SOKIMO has a 10% interest in Kibali Goldmines SA, a subsidiary of the group.

 

  F-76 

 

 

26. RELATED PARTIES AND RELATED PARTY TRANSACTIONS (CONTINUED)

 

Rand Refinery (Pty) Limited (Rand Refinery) is an associate of AngloGold Ashanti. Kibali Goldmines SA have incurred refining costs of $3.6 million in the year (2016: $3.1 million) (2015: $3.6 million).  $755 million (2016: $709 million) (2015: $747 million) of gold and silver was sold by Rand Refinery under the contract with Kibali Goldmines SA in which Rand Refinery is the stated agent.

 

It is the obligation of the joint venture parties, Randgold and AngloGold Ashanti, (joint venture partners) to fund the group for operating costs, capital costs and other costs in proportion to their respective percentage interests in Kibali (Jersey) Limited. These costs are in accordance with the Kibali Joint Venture Agreement.

 

The finance lease liability due to KAS is in respect of the equipment which has been transferred to the group under an installment sale agreement. Kibali (Jersey) Limited has a 50.1% shareholding in KAS.
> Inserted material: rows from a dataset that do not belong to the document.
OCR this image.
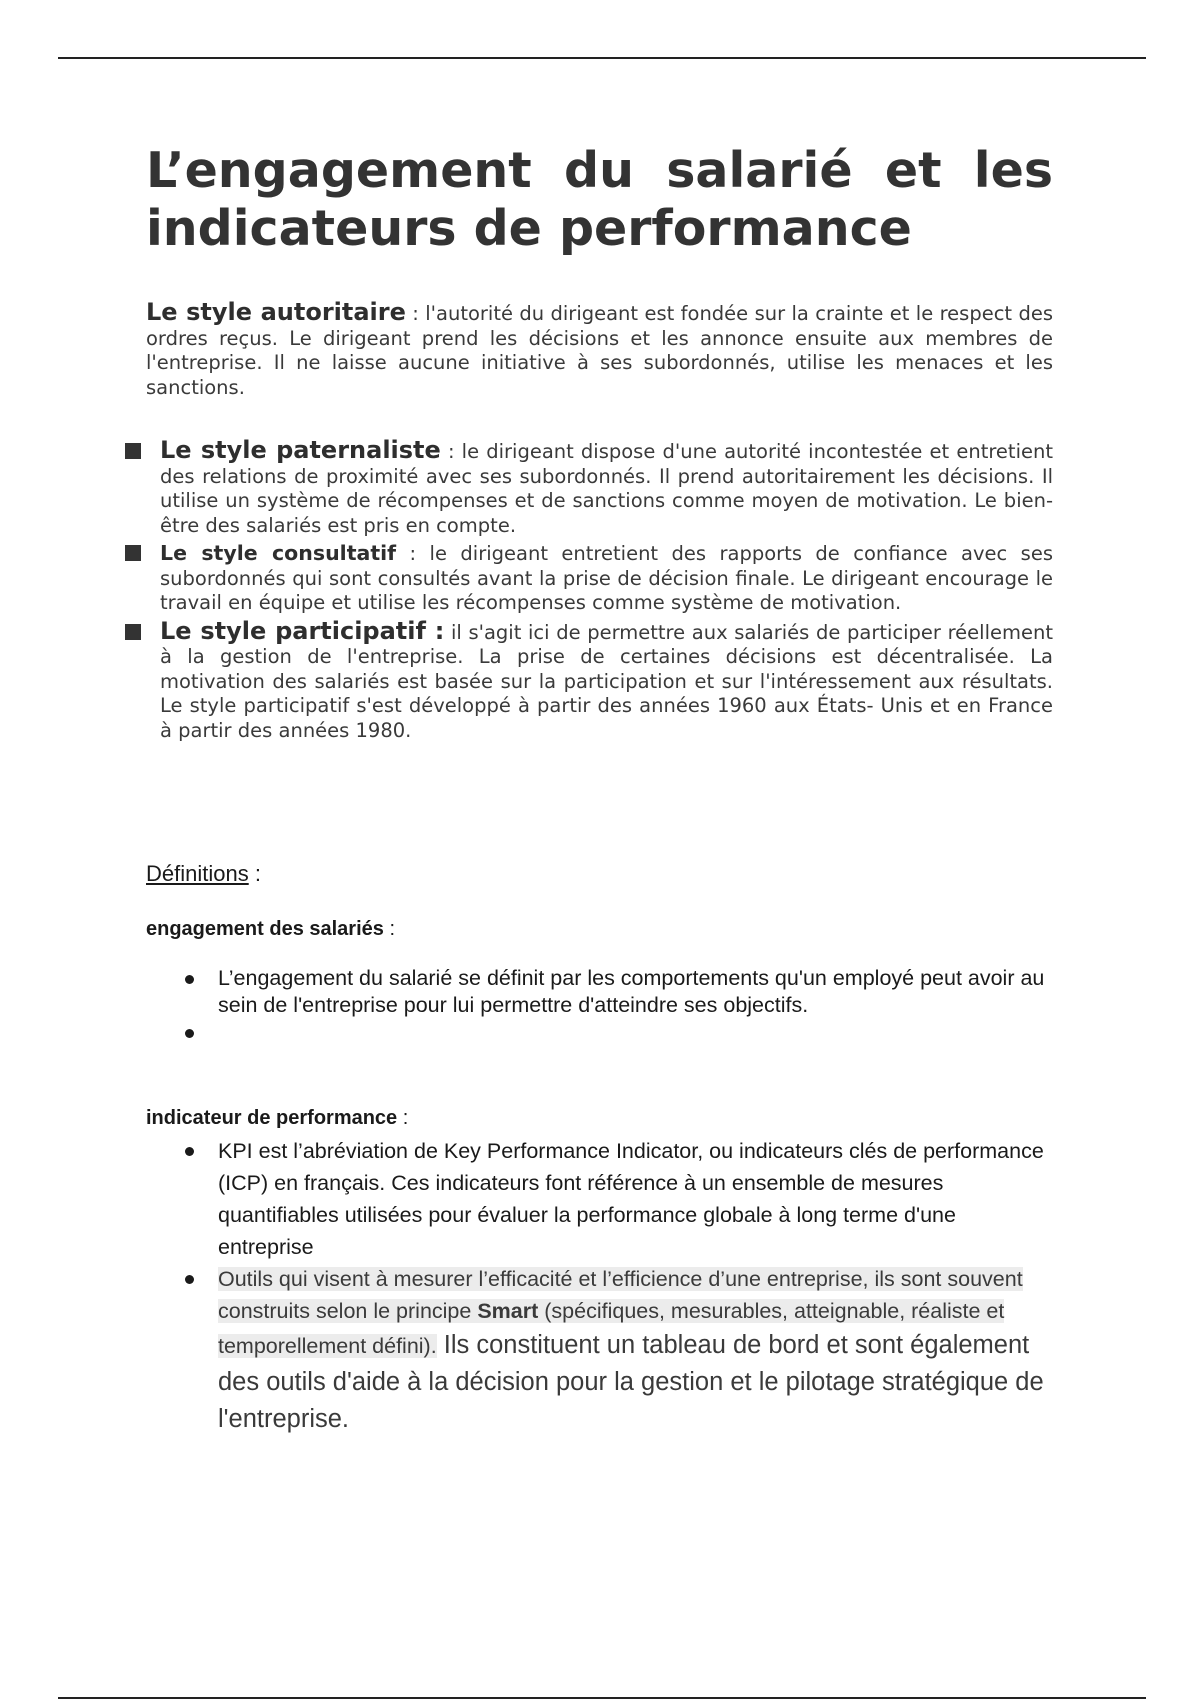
L’engagement du salarié et les indicateurs de performance

Le style autoritaire : l'autorité du dirigeant est fondée sur la crainte et le respect des ordres reçus. Le dirigeant prend les décisions et les annonce ensuite aux membres de l'entreprise. Il ne laisse aucune initiative à ses subordonnés, utilise les menaces et les sanctions.

Le style paternaliste : le dirigeant dispose d'une autorité incontestée et entretient des relations de proximité avec ses subordonnés. Il prend autoritairement les décisions. Il utilise un système de récompenses et de sanctions comme moyen de motivation. Le bien-être des salariés est pris en compte.
Le style consultatif : le dirigeant entretient des rapports de confiance avec ses subordonnés qui sont consultés avant la prise de décision finale. Le dirigeant encourage le travail en équipe et utilise les récompenses comme système de motivation.
Le style participatif : il s'agit ici de permettre aux salariés de participer réellement à la gestion de l'entreprise. La prise de certaines décisions est décentralisée. La motivation des salariés est basée sur la participation et sur l'intéressement aux résultats. Le style participatif s'est développé à partir des années 1960 aux États- Unis et en France à partir des années 1980.

Définitions :

engagement des salariés :

L’engagement du salarié se définit par les comportements qu'un employé peut avoir au sein de l'entreprise pour lui permettre d'atteindre ses objectifs.

indicateur de performance :

KPI est l’abréviation de Key Performance Indicator, ou indicateurs clés de performance (ICP) en français. Ces indicateurs font référence à un ensemble de mesures quantifiables utilisées pour évaluer la performance globale à long terme d'une entreprise
Outils qui visent à mesurer l’efficacité et l’efficience d’une entreprise, ils sont souvent construits selon le principe Smart (spécifiques, mesurables, atteignable, réaliste et temporellement défini). Ils constituent un tableau de bord et sont également des outils d'aide à la décision pour la gestion et le pilotage stratégique de l'entreprise.
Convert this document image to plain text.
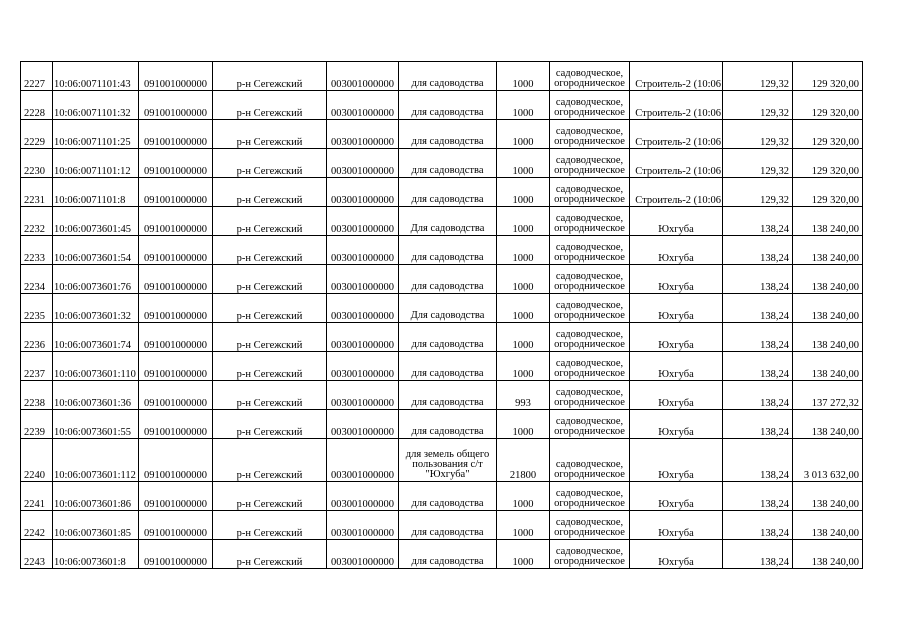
2227	10:06:0071101:43	091001000000	р-н Сегежский	003001000000	для садоводства	1000	садоводческое, огородническое	Строитель-2 (10:06	129,32	129 320,00
2228	10:06:0071101:32	091001000000	р-н Сегежский	003001000000	для садоводства	1000	садоводческое, огородническое	Строитель-2 (10:06	129,32	129 320,00
2229	10:06:0071101:25	091001000000	р-н Сегежский	003001000000	для садоводства	1000	садоводческое, огородническое	Строитель-2 (10:06	129,32	129 320,00
2230	10:06:0071101:12	091001000000	р-н Сегежский	003001000000	для садоводства	1000	садоводческое, огородническое	Строитель-2 (10:06	129,32	129 320,00
2231	10:06:0071101:8	091001000000	р-н Сегежский	003001000000	для садоводства	1000	садоводческое, огородническое	Строитель-2 (10:06	129,32	129 320,00
2232	10:06:0073601:45	091001000000	р-н Сегежский	003001000000	Для садоводства	1000	садоводческое, огородническое	Юхгуба	138,24	138 240,00
2233	10:06:0073601:54	091001000000	р-н Сегежский	003001000000	для садоводства	1000	садоводческое, огородническое	Юхгуба	138,24	138 240,00
2234	10:06:0073601:76	091001000000	р-н Сегежский	003001000000	для садоводства	1000	садоводческое, огородническое	Юхгуба	138,24	138 240,00
2235	10:06:0073601:32	091001000000	р-н Сегежский	003001000000	Для садоводства	1000	садоводческое, огородническое	Юхгуба	138,24	138 240,00
2236	10:06:0073601:74	091001000000	р-н Сегежский	003001000000	для садоводства	1000	садоводческое, огородническое	Юхгуба	138,24	138 240,00
2237	10:06:0073601:110	091001000000	р-н Сегежский	003001000000	для садоводства	1000	садоводческое, огородническое	Юхгуба	138,24	138 240,00
2238	10:06:0073601:36	091001000000	р-н Сегежский	003001000000	для садоводства	993	садоводческое, огородническое	Юхгуба	138,24	137 272,32
2239	10:06:0073601:55	091001000000	р-н Сегежский	003001000000	для садоводства	1000	садоводческое, огородническое	Юхгуба	138,24	138 240,00
2240	10:06:0073601:112	091001000000	р-н Сегежский	003001000000	для земель общего пользования с/т "Юхгуба"	21800	садоводческое, огородническое	Юхгуба	138,24	3 013 632,00
2241	10:06:0073601:86	091001000000	р-н Сегежский	003001000000	для садоводства	1000	садоводческое, огородническое	Юхгуба	138,24	138 240,00
2242	10:06:0073601:85	091001000000	р-н Сегежский	003001000000	для садоводства	1000	садоводческое, огородническое	Юхгуба	138,24	138 240,00
2243	10:06:0073601:8	091001000000	р-н Сегежский	003001000000	для садоводства	1000	садоводческое, огородническое	Юхгуба	138,24	138 240,00
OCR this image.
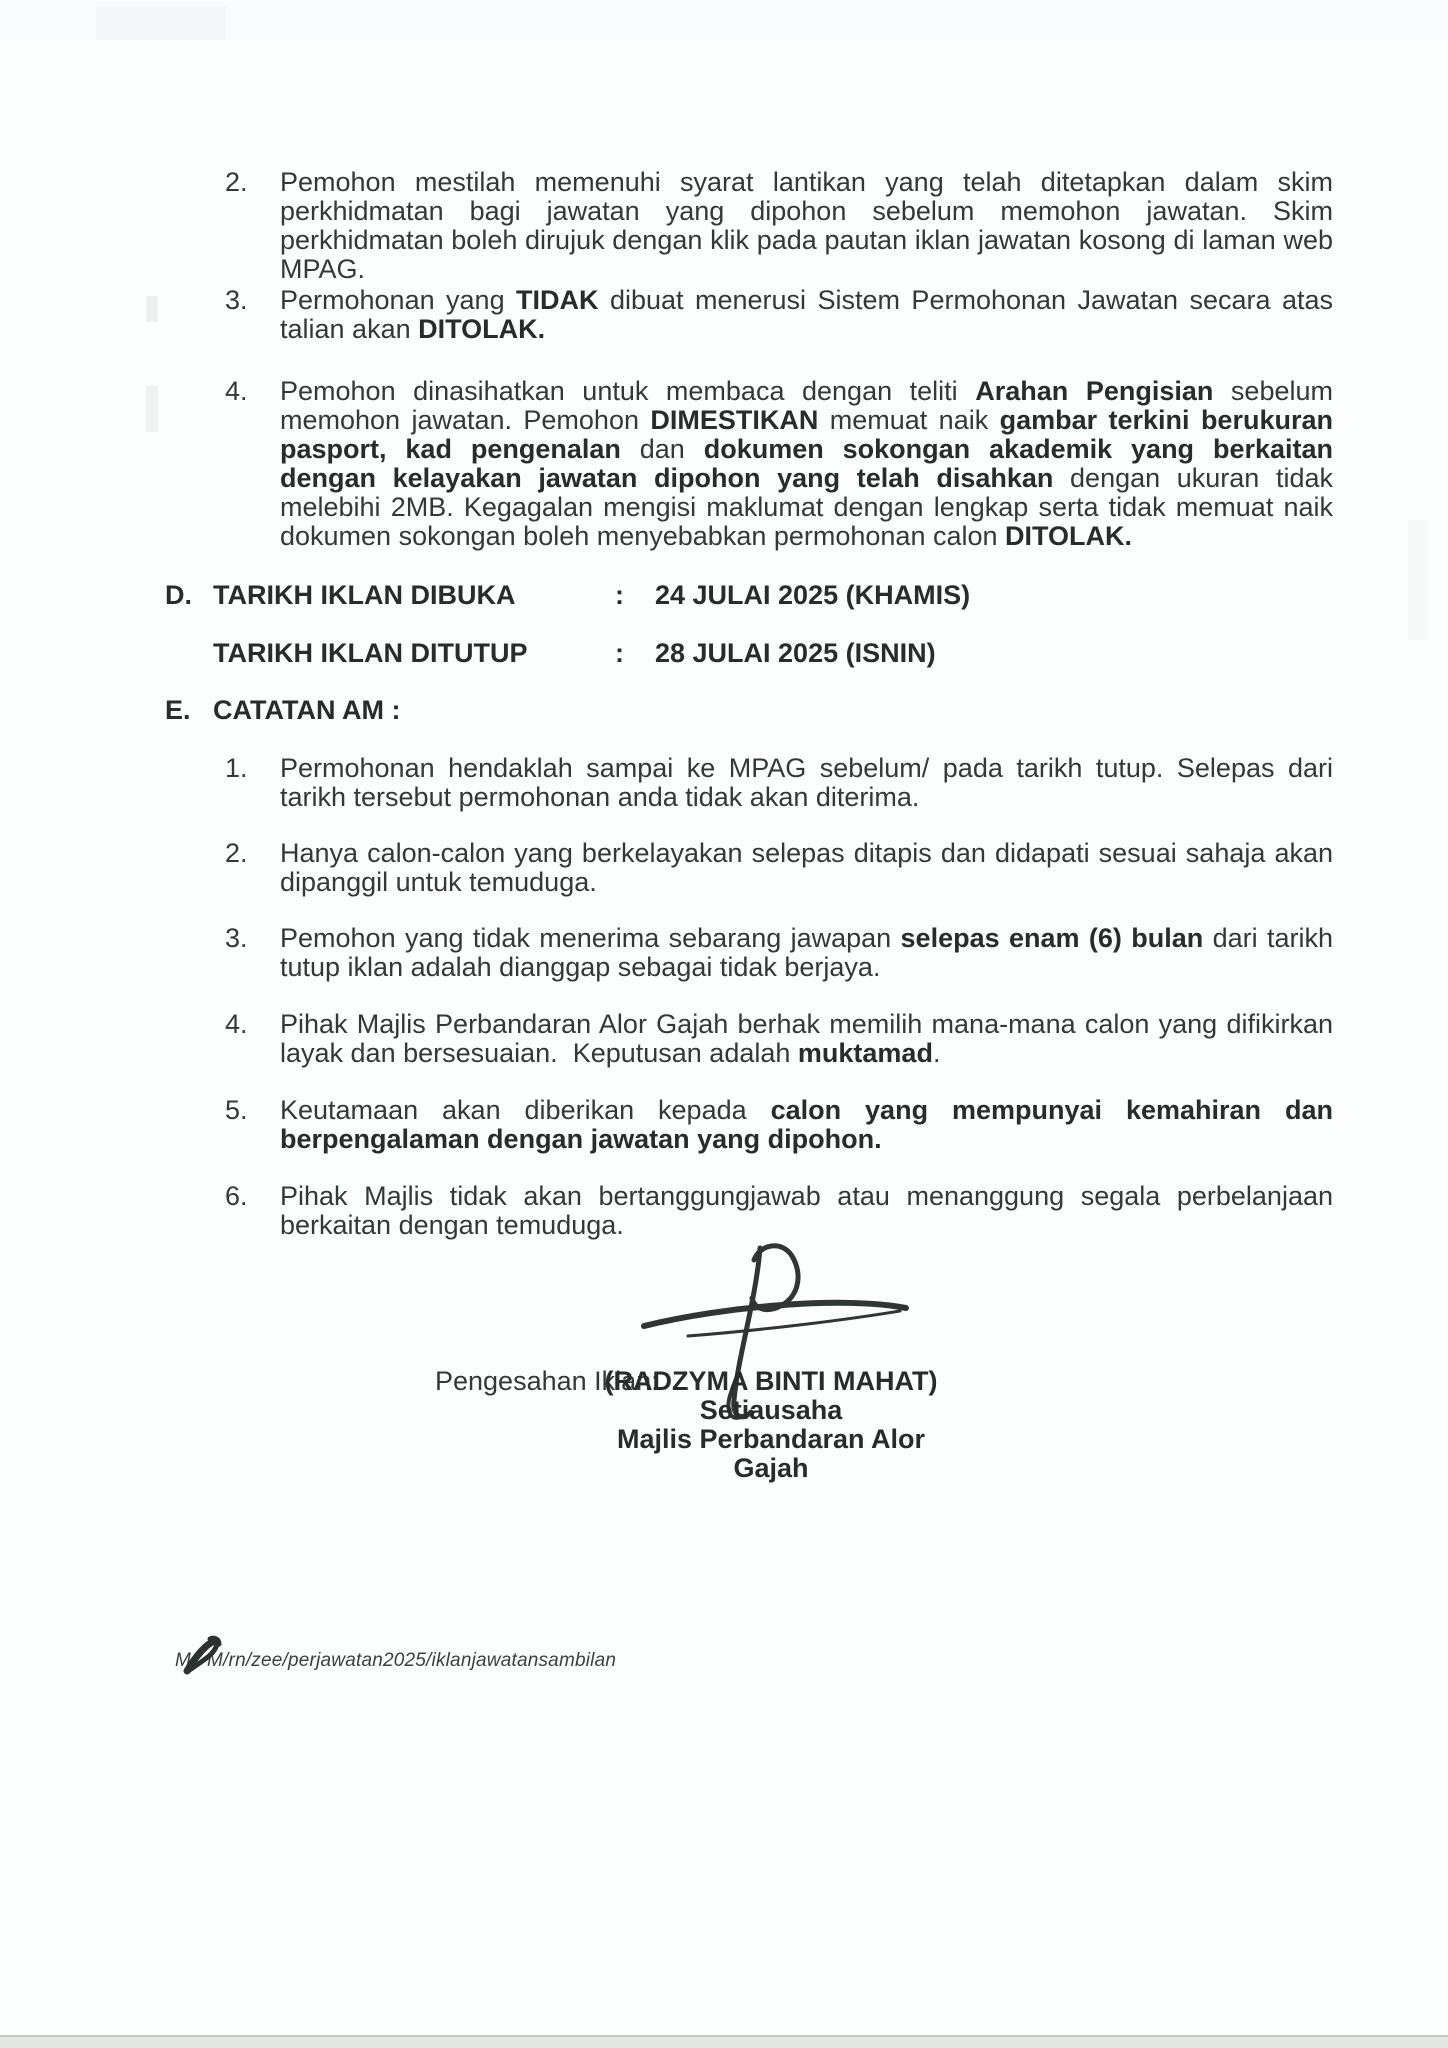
2.	Pemohon mestilah memenuhi syarat lantikan yang telah ditetapkan dalam skim perkhidmatan bagi jawatan yang dipohon sebelum memohon jawatan. Skim perkhidmatan boleh dirujuk dengan klik pada pautan iklan jawatan kosong di laman web MPAG.
3.	Permohonan yang TIDAK dibuat menerusi Sistem Permohonan Jawatan secara atas talian akan DITOLAK.
4.	Pemohon dinasihatkan untuk membaca dengan teliti Arahan Pengisian sebelum memohon jawatan. Pemohon DIMESTIKAN memuat naik gambar terkini berukuran pasport, kad pengenalan dan dokumen sokongan akademik yang berkaitan dengan kelayakan jawatan dipohon yang telah disahkan dengan ukuran tidak melebihi 2MB. Kegagalan mengisi maklumat dengan lengkap serta tidak memuat naik dokumen sokongan boleh menyebabkan permohonan calon DITOLAK.
D. TARIKH IKLAN DIBUKA	: 24 JULAI 2025 (KHAMIS)
TARIKH IKLAN DITUTUP	: 28 JULAI 2025 (ISNIN)
E. CATATAN AM :
1.	Permohonan hendaklah sampai ke MPAG sebelum/ pada tarikh tutup. Selepas dari tarikh tersebut permohonan anda tidak akan diterima.
2.	Hanya calon-calon yang berkelayakan selepas ditapis dan didapati sesuai sahaja akan dipanggil untuk temuduga.
3.	Pemohon yang tidak menerima sebarang jawapan selepas enam (6) bulan dari tarikh tutup iklan adalah dianggap sebagai tidak berjaya.
4.	Pihak Majlis Perbandaran Alor Gajah berhak memilih mana-mana calon yang difikirkan layak dan bersesuaian.  Keputusan adalah muktamad.
5.	Keutamaan akan diberikan kepada calon yang mempunyai kemahiran dan berpengalaman dengan jawatan yang dipohon.
6.	Pihak Majlis tidak akan bertanggungjawab atau menanggung segala perbelanjaan berkaitan dengan temuduga.
Pengesahan Iklan:
(RADZYMA BINTI MAHAT)
Setiausaha
Majlis Perbandaran Alor Gajah
M M/rn/zee/perjawatan2025/iklanjawatansambilan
Refer to notes 11 and 16 for the details of loans to and from related parties.

 

27. SUBSIDIARIES AND NON-CONTROLLING INTERESTS

 

The consolidated financial statements include the accounts of the Company and all of its subsidiaries and jointly controlled entities at December 31, 2017. The Company, the principal subsidiaries and their interests are:

 

          Country of
          incorporation
      % of   and
      interest   residence
           
Company  Kibali (Jersey) Ltd       Jersey
Subsidiary  Border Energy East Africa (Pty) Ltd   100%  Uganda
Subsidiary  Moto (Jersey) 1 Ltd   100%  Jersey
Subsidiary  Kibali 2 (Jersey) Ltd   100%  Jersey
Subsidiary  0858065 B.C. Limited   100%  Canada
Subsidiary  Moto Goldmines Australia Pty Ltd   100%  Australia
Subsidiary  Kibali Goldmines SA   90%  DRC
Jointly controlled entity  KAS 1 Limited   50.1%  Jersey

 

28. SUBSEQUENT EVENTS

 

No significant subsequent events requiring disclosure or adjustment occurred.

 

29. OTHER INFORMATION

 

The Company is a private company limited by shares, incorporated in Jersey with a registered office, 3rd Floor, Unity Chambers, 28 Halkett Street, St Helier, Jersey, JE2 4WJ, Channel Islands. The Company’s principal activity is the operation of the Kibali gold mine in the DRC, within Kibali.